- Genre: Game show
- Presented by: Shane Richie
- Country of origin: United Kingdom
- Original language: English
- No. of series: 3
- No. of episodes: 75

Production
- Running time: 45 minutes
- Production company: CPL Productions

Original release
- Network: BBC One
- Release: 20 April 2015 – 28 October 2016

= Decimate (game show) =

Decimate is a BBC game show that aired on BBC One from 20 April 2015 to 28 October 2016 and is hosted by Shane Richie.

==Gameplay==
In each episode, a team consisting of three contestants can win up to £20,000 by answering questions correctly through four rounds. The money is represented on a "Golden Wall," which is divided into 10 columns that display rows of gold coins. Every column represents 10% of the total prize pot.

===Rounds 1–3===
A different team member plays each of the first three rounds. The host gives 10 keywords, corresponding to the 10 questions that will be asked, and the team decides who will answer the questions. The other two members have 20 seconds to give them as much information on those words as possible. The questions are multiple-choice, each with three answer options. A correct answer lights up one column in bright gold and protects the money corresponding to it, while a miss "decimates" the prize pot, reducing it by 10% and draining all the coins out of one column.

The team is given five "pass-backs" and five "overrules" to use throughout these three rounds. If the playing member is unsure of the answer, they may use a pass-back to get advice from their teammates. Conversely, if these two believe that a given answer is incorrect, they may use an overrule to change it.

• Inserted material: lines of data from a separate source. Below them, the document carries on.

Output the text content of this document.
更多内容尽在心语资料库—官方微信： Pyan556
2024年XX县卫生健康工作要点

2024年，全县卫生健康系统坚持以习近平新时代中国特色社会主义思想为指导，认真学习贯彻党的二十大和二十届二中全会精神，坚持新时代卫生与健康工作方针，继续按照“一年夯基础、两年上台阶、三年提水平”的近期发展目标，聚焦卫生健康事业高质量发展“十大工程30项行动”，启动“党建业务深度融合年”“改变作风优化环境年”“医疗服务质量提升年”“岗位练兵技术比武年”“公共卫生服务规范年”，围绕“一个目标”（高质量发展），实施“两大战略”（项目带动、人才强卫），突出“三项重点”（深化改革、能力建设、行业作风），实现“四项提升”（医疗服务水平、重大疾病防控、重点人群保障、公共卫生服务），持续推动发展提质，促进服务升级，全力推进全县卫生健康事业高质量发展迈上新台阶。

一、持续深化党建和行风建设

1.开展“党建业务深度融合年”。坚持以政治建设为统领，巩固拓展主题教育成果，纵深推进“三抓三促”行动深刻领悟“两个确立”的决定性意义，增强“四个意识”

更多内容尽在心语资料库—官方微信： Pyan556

The pot begins at £20,000 in the first round, setting the value of each column at £2,000. After each round, the Golden Wall is reset and the remaining money is evenly divided among all 10 columns. (E.g. if a team misses two questions in Round 1, £16,000 is left in the pot and each column in Round 2 is worth £1,600.)

===Final round===
One last set of 10 keywords is presented, and the team decides who will play first on their behalf. The host begins to read open-ended questions on the first keyword, with no 20-second briefing from the teammates, and a clock begins to count down from two minutes once he finishes reading the first question. A correct answer advances to the next keyword, while a miss leads to a new question on the same one. If the contestant misses three questions in a row, the clock is stopped, the prize pot is decimated, and the remaining money is re-distributed among all 10 columns. That contestant must sit out for the rest of the round, and their place is taken by one of the other two, who begins on a replacement keyword for the one that was missed. Pass-backs and overrules may not be used in this round, and the prize pot is always rounded up to the nearest full pound if it contains a fraction of one after being decimated.

If time runs out or if all three members fail, the team leaves with nothing. If they complete all 10 columns, each member wins an equal share of the remaining money.

==Critical reception==
Steve Finan of Sunday Post praised the show for upholding the true meaning of the word 'decimate', which is to reduce by one tenth and is of Latin origin; in Roman times a 'decimatio' was a punishment. Finan wrote that the word had "been suffering a lingering death" as a synonym for "damage, devastate, or ... destroy", leaving a "poorer" vocabulary with no word to "express a reduction of one in ten". Finan stated that he was "indebted" to the show's host for restoring the word's Roman use and called him a "swashbuckling warrior on the side of the grammatical good guys".

Ian K of the Carrick Gazette said that the show "was pleasant enough viewing, but it seemed to me to be one which lacked that 'something special' that really successful quiz shows have".

In addition, Hayden Woolley gave the show a mixed review; while he commended the choice of host, he criticized the complexity and slow pace of the game, facetiously noting how overpowering the wall was and giving an overall review of 3/5.

==Transmissions==

| Series | Start date | End date | Episodes |
|---|---|---|---|
| 1 | 20 April 2015 | 22 May 2015 | 25 |
| 2 | 7 September 2015 | 9 October 2015 | 25 |
| 3 | 26 September 2016 | 28 October 2016 | 25 |

==International versions==
A Spanish version of the show was produced by Spanish production company Veralia, and Shine France picked up the rights to remake the show in France.